Navigating the Bank-Fintech Partnership Conundrum


Navigating the Bank-Fintech Partnership ConundrumCall it the banking speech heard around the fintech world. Acting Comptroller of the Currency Michael Hsu’s September 7th speech at the TCH + BPI Annual Conference—and his commentary regarding the potential systemic risks under-regulated fintechs place on the U.S. financial system—reverberated across the bank and tech world. The cause and effect of his language is consequential, but how did we get here?

Bank-Fintech Partnerships of Today Are Highly Diverse

The modern fintech-bank partnership model has its origins in the prepaid card industry. Accelerating in the early 2000s, prepaid card program managers—today many of them leading fintech startups in their own regard—partnered with established financial institutions (FIs) and leveraged their banking charters for both depository purposes and to garner card network approvals to issue prepaid cards—single use and reloadable—across any and every industry.
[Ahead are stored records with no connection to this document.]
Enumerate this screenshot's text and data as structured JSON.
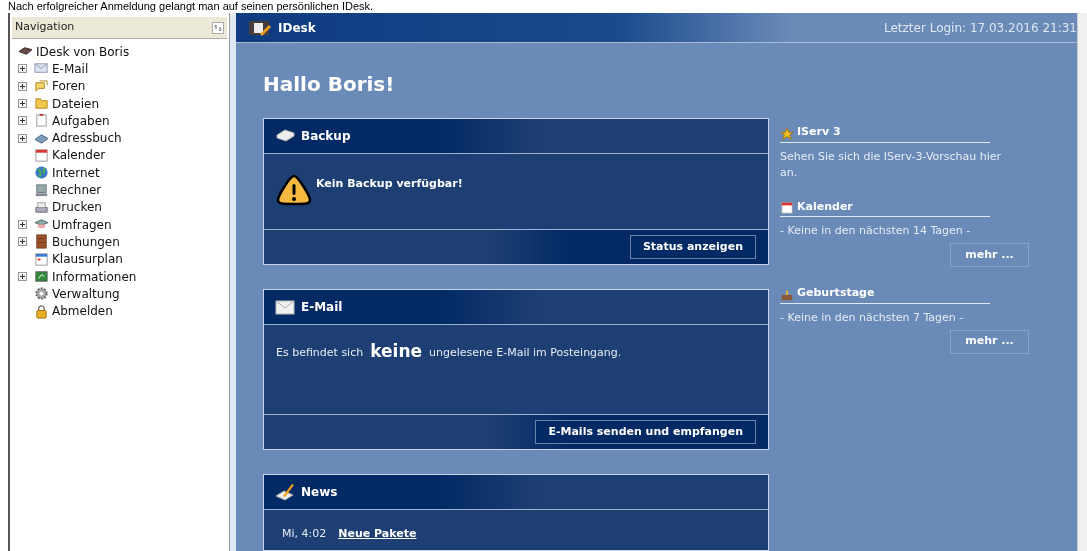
{
  "caption": "Nach erfolgreicher Anmeldung gelangt man auf seinen persönlichen IDesk.",
  "sidebar": {
    "title": "Navigation",
    "root": "IDesk von Boris",
    "items": [
      {
        "label": "E-Mail",
        "kind": "group"
      },
      {
        "label": "Foren",
        "kind": "group"
      },
      {
        "label": "Dateien",
        "kind": "group"
      },
      {
        "label": "Aufgaben",
        "kind": "group"
      },
      {
        "label": "Adressbuch",
        "kind": "group"
      },
      {
        "label": "Kalender",
        "kind": "link"
      },
      {
        "label": "Internet",
        "kind": "link"
      },
      {
        "label": "Rechner",
        "kind": "link"
      },
      {
        "label": "Drucken",
        "kind": "link"
      },
      {
        "label": "Umfragen",
        "kind": "group"
      },
      {
        "label": "Buchungen",
        "kind": "group"
      },
      {
        "label": "Klausurplan",
        "kind": "link"
      },
      {
        "label": "Informationen",
        "kind": "group"
      },
      {
        "label": "Verwaltung",
        "kind": "link"
      },
      {
        "label": "Abmelden",
        "kind": "link"
      }
    ]
  },
  "header": {
    "title": "IDesk",
    "last_login": "Letzter Login: 17.03.2016 21:31"
  },
  "greeting": "Hallo Boris!",
  "cards": [
    {
      "title": "Backup",
      "kind": "warning",
      "message": "Kein Backup verfügbar!",
      "button": "Status anzeigen"
    },
    {
      "title": "E-Mail",
      "kind": "text",
      "message": "Es befindet sich  **keine**  ungelesene E-Mail im Posteingang.",
      "button": "E-Mails senden und empfangen"
    },
    {
      "title": "News",
      "kind": "news",
      "time": "Mi, 4:02",
      "link": "Neue Pakete"
    }
  ],
  "side_boxes": [
    {
      "title": "IServ 3",
      "text": "Sehen Sie sich die IServ-3-Vorschau hier an."
    },
    {
      "title": "Kalender",
      "text": "- Keine in den nächsten 14 Tagen -",
      "button": "mehr ..."
    },
    {
      "title": "Geburtstage",
      "text": "- Keine in den nächsten 7 Tagen -",
      "button": "mehr ..."
    }
  ]
}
The several primary banks that operated in this space in the 2000s, often called “sponsor banks” or “BIN sponsors,” such as MetaBank (now Pathward), The Bancorp Bank, and Green Dot, shifted with the proliferation of digital banking in the early 2010s, adjusting to support programs offered by more contemporary fintech companies such as Chime, Robinhood, PayPal, and PayPal’s subsidiary Venmo.

These primary banks, which also include the likes of Stride Bank, Axos Bank, Sutton Bank, and Central Payments, continue to play an oversized role in modern bank-fintech partnerships, but with significantly more competition.

The bank sponsor model is replicable, despite there being many moving parts and considerations. As a result, dozens of much smaller, nimbler FIs have managed to build and convince fintech companies to launch on their models. The selling points can vary widely, but selection drivers generally include lower costs compared to incumbent sponsor banks, greater profit sharing, simplified or quicker implementations, and less stringent compliance requirements or oversight—the latter of which is attracting scrutiny.

Creating an Optimal Fintech Partnership

Around the same time as Mr. Hsu’s speech, the Office of the Comptroller of the Currency (OCC) announced a consent order against one smaller sponsor bank, Blue Ridge Bank, for “unsafe/unsound practices” in its AML program. Given the quick proliferation of these FIs and the Acting Comptroller’s speech, we can expect more announcements against other FIs.

But while some fintech organizations would prefer to avoid the middleman, the next obvious choice is not always the wisest, either.

Many fintech startups have considered or even publicly announced intentions to attain their own banking charter—often at the helm of “controlling their own destiny,” cutting costs, simplifying processes, or even to legitimize their business among U.S. consumers. But acquiring a banking charter is no easy feat. Long gone are the days of humble bank origins where a local community or a group of businesspeople can come together and open a thrift or a state-chartered bank quickly without federal oversight.

Instead, today’s bank chartering process is difficult to navigate, expensive, and lengthy. Among modern challenger banks, such as SoFi and Varo Bank, that have gone through the process, Varo Bank alone spent three years and US$100 million to acquire a charter—certainly not pocket change.

That leaves the bank-fintech partnership route the most obvious choice for fintech companies. But as more chartered FIs consider fintech partnerships, here are four basic tenets to follow, post-speech:

  1. Identify the risks: What type of fintech program will your FI be sponsoring? What rules or regulations impact that program, and does your FI have the resources to appropriately manage all risks associated with that program—including BSA/AML, OFAC, Reg E, Reg Z, etc. as applicable?
  2. Tell your regulators, internal and external: Communicating new programs and fintech partnerships to internal and external stakeholders is integral. Give compliance a seat at the table, and communicate to regulators any significant changes to your business via the appropriate communication channels.
  3. Onboard adequately: Ensure all compliance and regulatory components are implemented in conjunction with launching. Compliance pieces should work harmoniously with the rest of the program—manual processes, such as those for conducting customer identification (KYC/CIP) for example, leave room for error.
  4. Track, assess, and manage: Continue overseeing fintech programs, conducting regular audits, performing quality assurance, and testing the various components that make up the fintech program. Make a plan and stick to it for items requiring remediation; fix and report issues—and don’t be afraid to pull the plug on a bad program.

As the OCC and other regulators home in on fintech startups and their sponsor banks, it is hard to ignore the benefit of having certain fintech companies directly regulated, but this is the obvious path much less traveled by—largely by regulators’ and our financial system’s own doing.